José Antonio García Apac, the editor of the local weekly “Ecos de la Cuenca”, has been missing the longest. He disappeared exactly four years ago, on 20 November 2006, just days before the offensive began. It is still not known what happened to him.
Michoacán is notorious for a cartel called “La Familia,” one of whose chiefs, Arnaldo Rueda, was arrested in 2009. During a recent visit, Reporters Without Borders found that the investigations into these disappearances have all ground to a halt. The State Human Rights Commission (CEDH) has nonetheless undertaken a total of 600 initiatives in 123 disappearances since 2008, its president, Víctor Manuel Serrato Lozano, told us.
Complaints about attacks on journalists fill 11 files in the CEDH’s offices. Most of these cases involve illegal searches and threats by the police or armed forces. State agents are just as much to blame for violence against the press as organized crime. And cases that should get priority treatment end up being mislaid due to cumbersome bureaucratic procedures at both the state and federal level.
Under Mexico’s federal criminal code, the definition of “forced disappearance” is limited to one in which a government employee or public office holder is implicated. At the same time, the Michoacán state criminal code does not list “disappearance” as a crime. So the disappearances of the four journalists are being investigated as “illegal privation of freedom.” As a result of this legal vagueness, the cases keep on bouncing between the various local and federal departments involved.
Meanwhile, the families of the four journalists missing in Michoacán are wearing themselves out pestering the authorities for answers.
The investigation into García Apac’s disappearance is virtually at a standstill. The case has been put “on hold” three times, the latest in March 2008, for lack of new evidence on which to proceed. According to his family, he had information about collusion by Michoacán state and municipal officials with drug traffickers and had tried to alert the federal authorities about this several times before he disappeared.
Not much more progress has been made in the investigation into Mauricio Estrada Zamora’s disappearance on 12 February 2008. He was a reporter for “La Opinión de Apatzingán”, a regional daily.

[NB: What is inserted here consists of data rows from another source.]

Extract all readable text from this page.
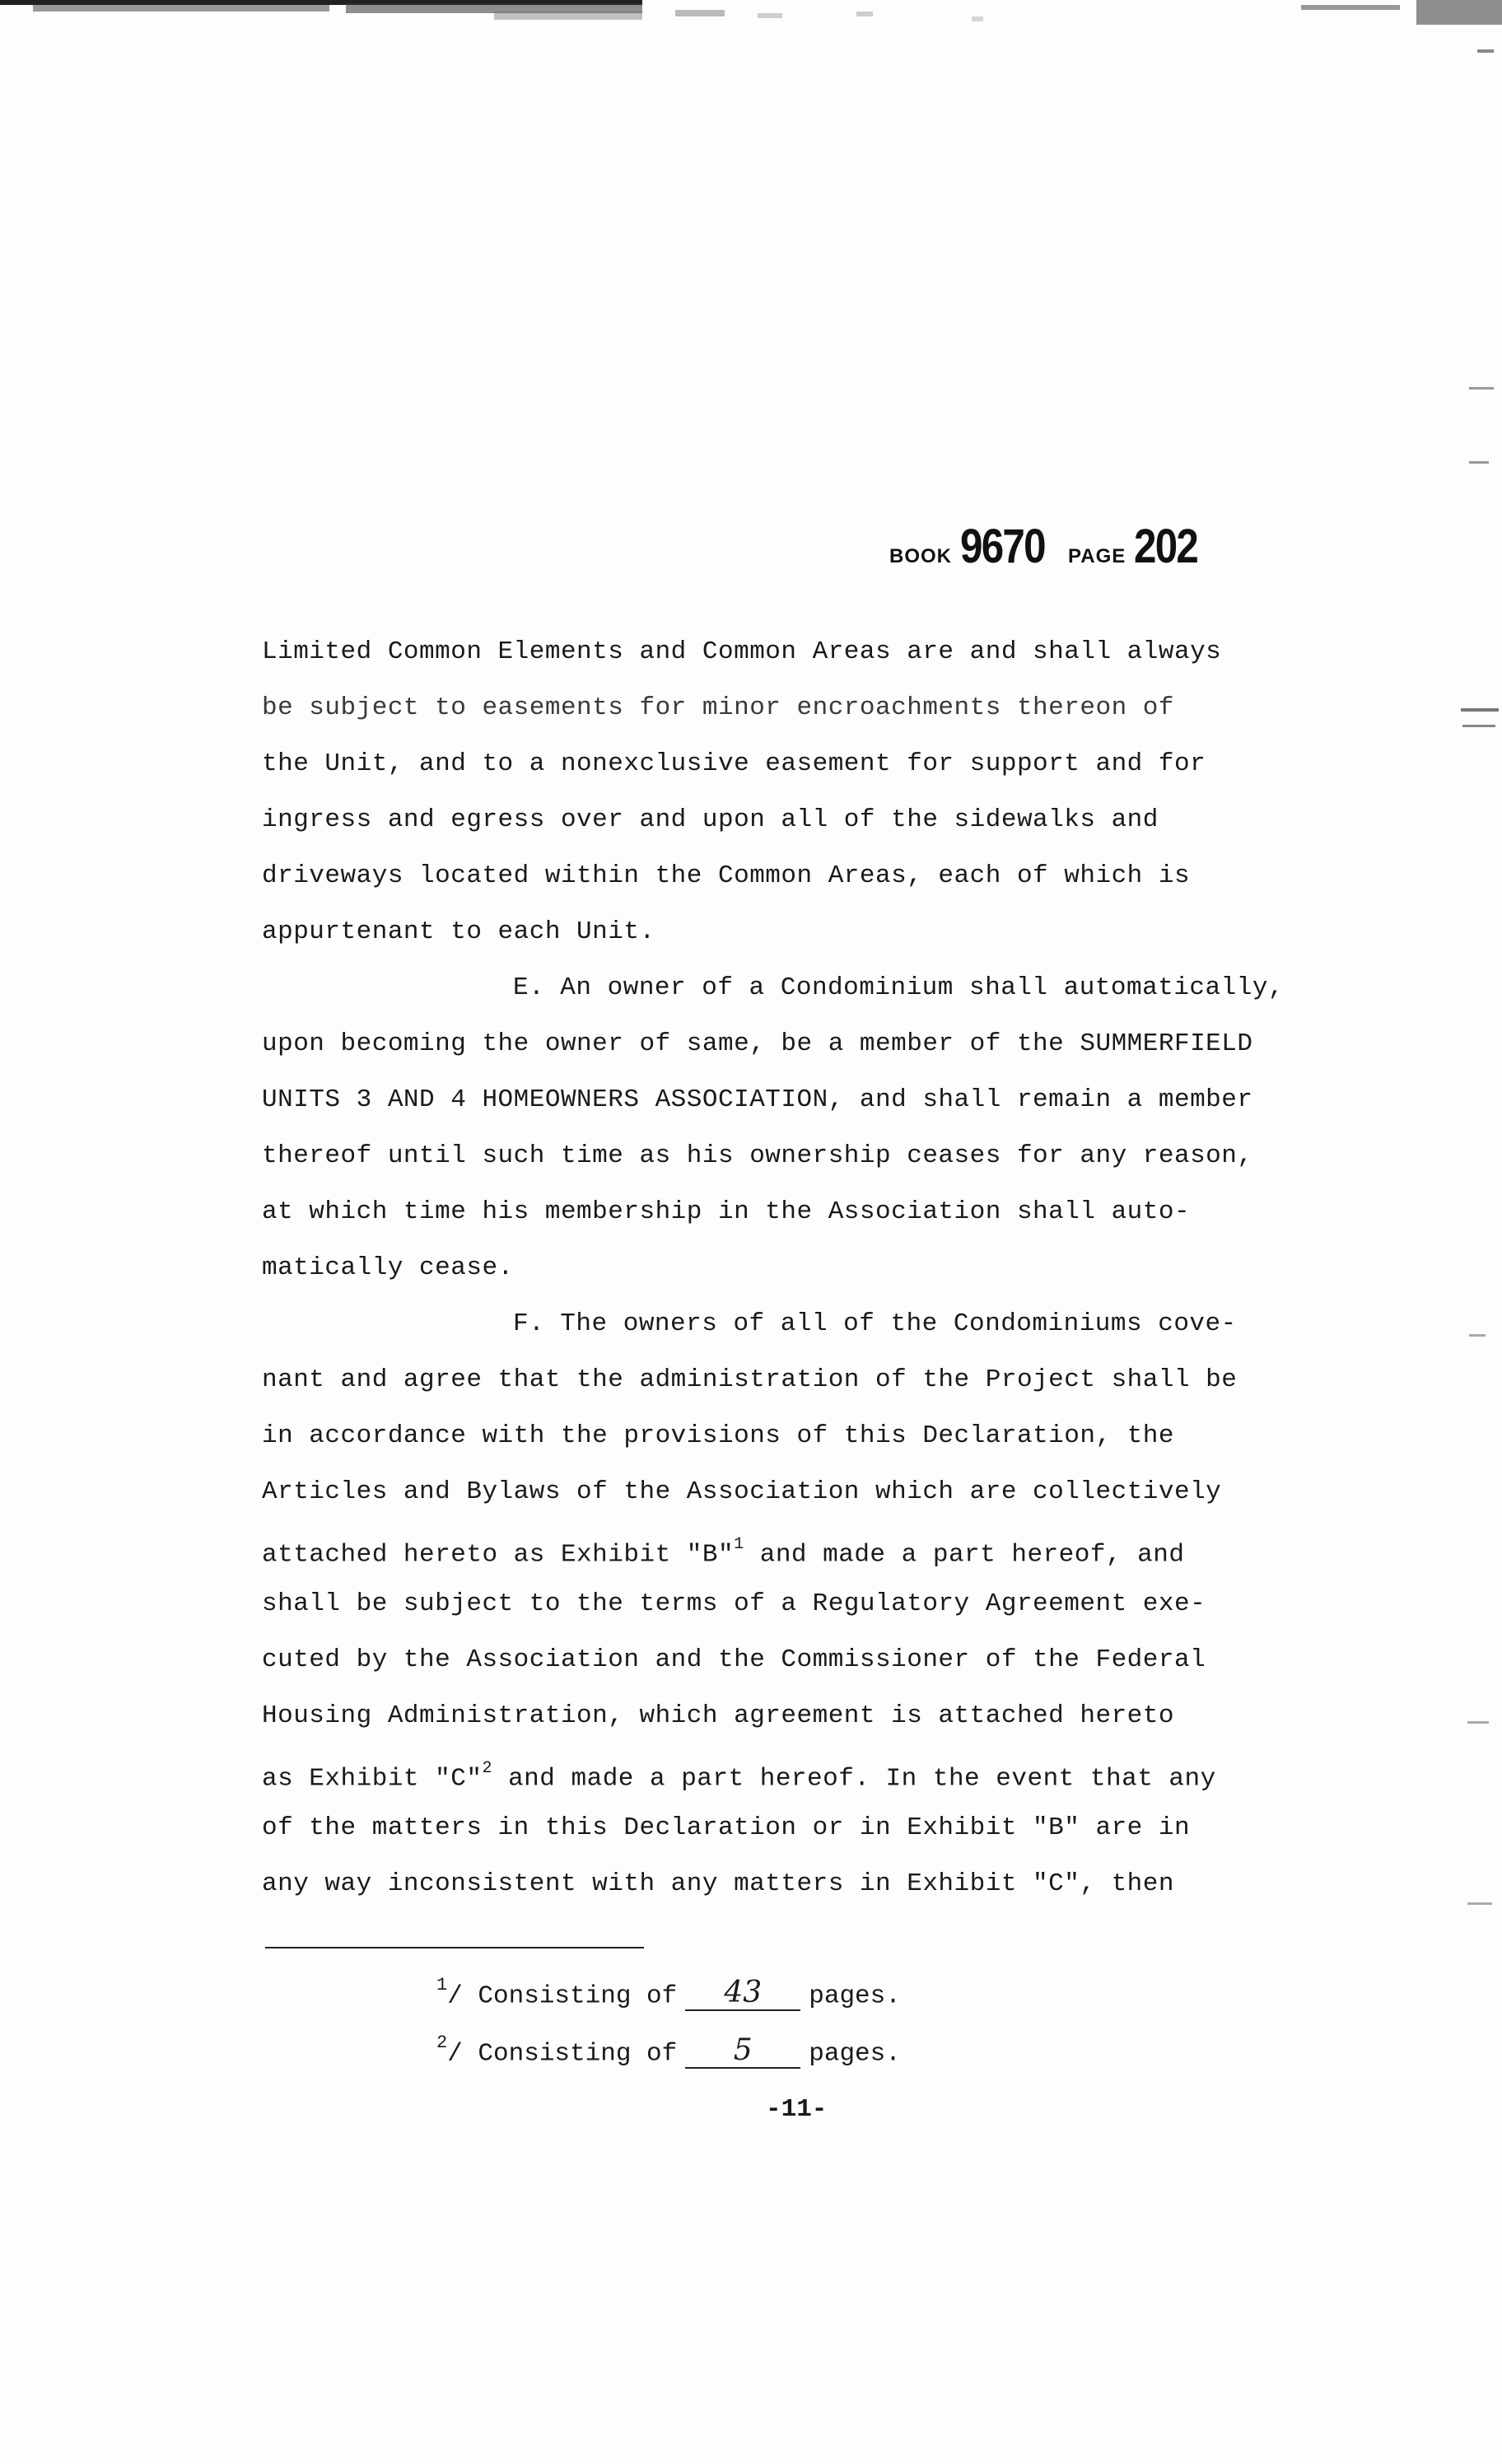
BOOK 9670 PAGE 202
Limited Common Elements and Common Areas are and shall always
be subject to easements for minor encroachments thereon of
the Unit, and to a nonexclusive easement for support and for
ingress and egress over and upon all of the sidewalks and
driveways located within the Common Areas, each of which is
appurtenant to each Unit.
E. An owner of a Condominium shall automatically,
upon becoming the owner of same, be a member of the SUMMERFIELD
UNITS 3 AND 4 HOMEOWNERS ASSOCIATION, and shall remain a member
thereof until such time as his ownership ceases for any reason,
at which time his membership in the Association shall auto-
matically cease.
F. The owners of all of the Condominiums cove-
nant and agree that the administration of the Project shall be
in accordance with the provisions of this Declaration, the
Articles and Bylaws of the Association which are collectively
attached hereto as Exhibit "B"$^1$ and made a part hereof, and
shall be subject to the terms of a Regulatory Agreement exe-
cuted by the Association and the Commissioner of the Federal
Housing Administration, which agreement is attached hereto
as Exhibit "C"$^2$ and made a part hereof. In the event that any
of the matters in this Declaration or in Exhibit "B" are in
any way inconsistent with any matters in Exhibit "C", then
$^1$/ Consisting of 43 pages.
$^2$/ Consisting of 5 pages.
-11-
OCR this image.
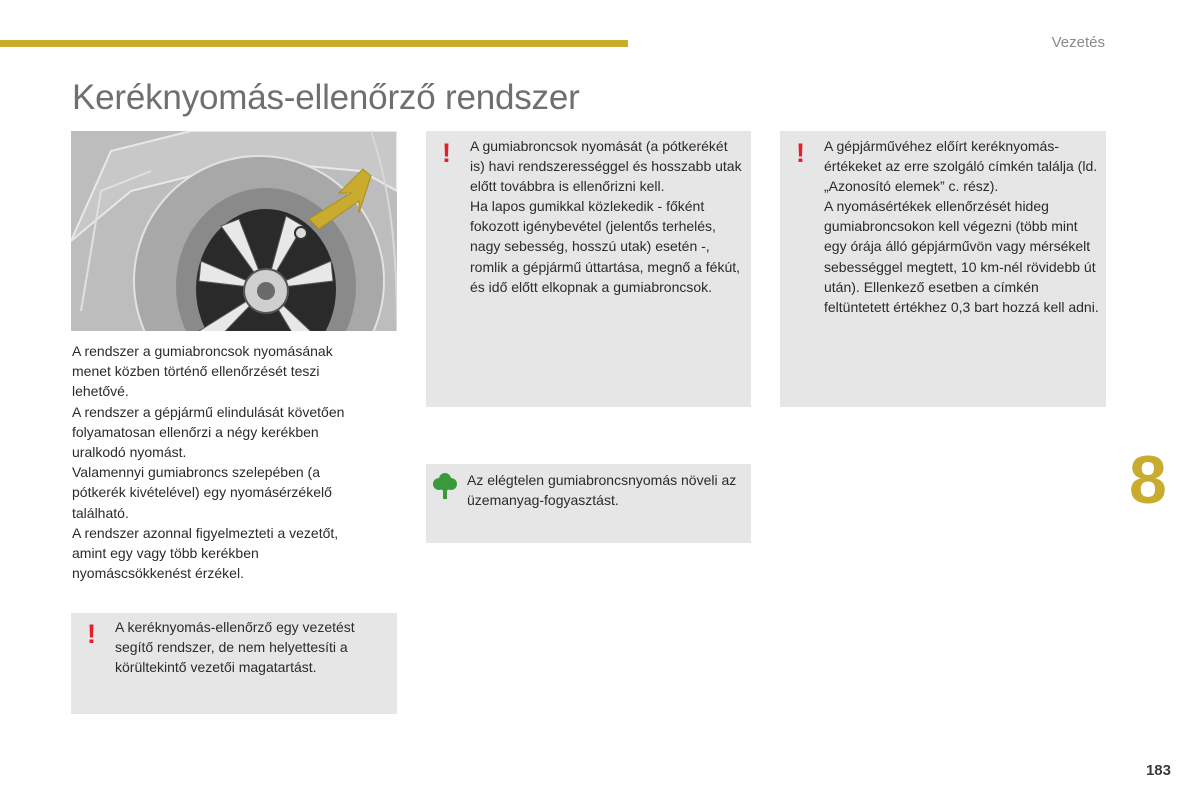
Vezetés
Keréknyomás-ellenőrző rendszer

A rendszer a gumiabroncsok nyomásának menet közben történő ellenőrzését teszi lehetővé.

A rendszer a gépjármű elindulását követően folyamatosan ellenőrzi a négy kerékben uralkodó nyomást.

Valamennyi gumiabroncs szelepében (a pótkerék kivételével) egy nyomásérzékelő található.

A rendszer azonnal figyelmezteti a vezetőt, amint egy vagy több kerékben nyomáscsökkenést érzékel.

! A keréknyomás-ellenőrző egy vezetést segítő rendszer, de nem helyettesíti a körültekintő vezetői magatartást.

! A gumiabroncsok nyomását (a pótkerékét is) havi rendszerességgel és hosszabb utak előtt továbbra is ellenőrizni kell.

Ha lapos gumikkal közlekedik - főként fokozott igénybevétel (jelentős terhelés, nagy sebesség, hosszú utak) esetén -, romlik a gépjármű úttartása, megnő a fékút, és idő előtt elkopnak a gumiabroncsok.

! A gépjárművéhez előírt keréknyomás-értékeket az erre szolgáló címkén találja (ld. „Azonosító elemek” c. rész).

A nyomásértékek ellenőrzését hideg gumiabroncsokon kell végezni (több mint egy órája álló gépjárművön vagy mérsékelt sebességgel megtett, 10 km-nél rövidebb út után). Ellenkező esetben a címkén feltüntetett értékhez 0,3 bart hozzá kell adni.

Az elégtelen gumiabroncsnyomás növeli az üzemanyag-fogyasztást.	8
183
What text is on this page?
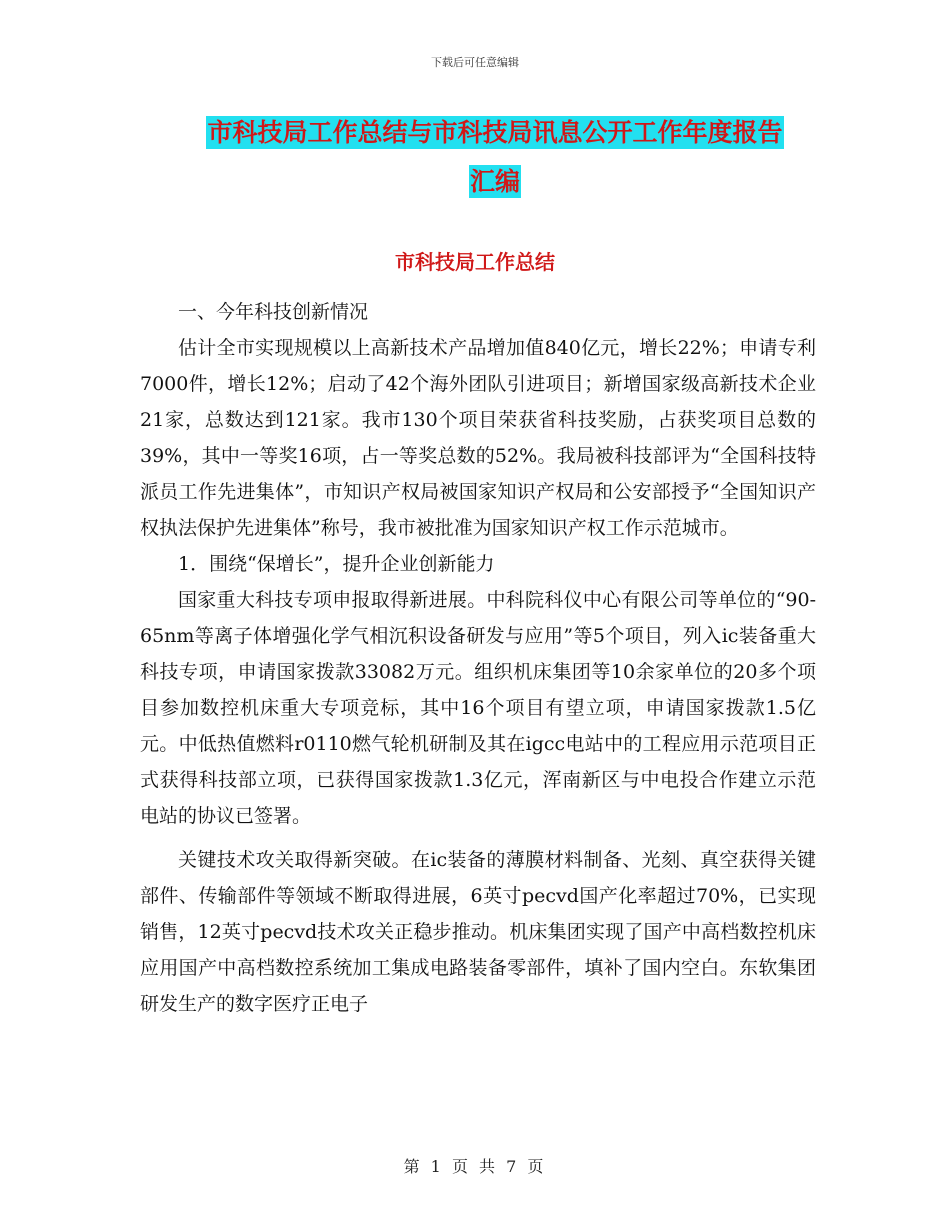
下载后可任意编辑
市科技局工作总结与市科技局讯息公开工作年度报告
汇编
市科技局工作总结

一、今年科技创新情况

估计全市实现规模以上高新技术产品增加值840亿元，增长22%；申请专利7000件，增长12%；启动了42个海外团队引进项目；新增国家级高新技术企业21家，总数达到121家。我市130个项目荣获省科技奖励，占获奖项目总数的39%，其中一等奖16项，占一等奖总数的52%。我局被科技部评为“全国科技特派员工作先进集体”，市知识产权局被国家知识产权局和公安部授予“全国知识产权执法保护先进集体”称号，我市被批准为国家知识产权工作示范城市。

1．围绕“保增长”，提升企业创新能力

国家重大科技专项申报取得新进展。中科院科仪中心有限公司等单位的“90-65nm等离子体增强化学气相沉积设备研发与应用”等5个项目，列入ic装备重大科技专项，申请国家拨款33082万元。组织机床集团等10余家单位的20多个项目参加数控机床重大专项竞标，其中16个项目有望立项，申请国家拨款1.5亿元。中低热值燃料r0110燃气轮机研制及其在igcc电站中的工程应用示范项目正式获得科技部立项，已获得国家拨款1.3亿元，浑南新区与中电投合作建立示范电站的协议已签署。

关键技术攻关取得新突破。在ic装备的薄膜材料制备、光刻、真空获得关键部件、传输部件等领域不断取得进展，6英寸pecvd国产化率超过70%，已实现销售，12英寸pecvd技术攻关正稳步推动。机床集团实现了国产中高档数控机床应用国产中高档数控系统加工集成电路装备零部件，填补了国内空白。东软集团研发生产的数字医疗正电子

第 1 页 共 7 页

The day before he went missing, it ran a story with his by-line about the arrest of a gang of drug traffickers in the locality of Aguililla. A member of the “anti-kidnapping” squad told the family there could be a link.
According to another account, Estrada was involved in a dispute with a man known as “El Diablo” (The Devil), who was in fact a police officer in the former Federal Investigation Agency (the Mexican FBI), an agency given over entirely to combating drug trafficking. The reasons for this dispute never came to light and “El Diablo” was transferred out of Michoacán on 11 February 2008, the day before Estrada disappeared.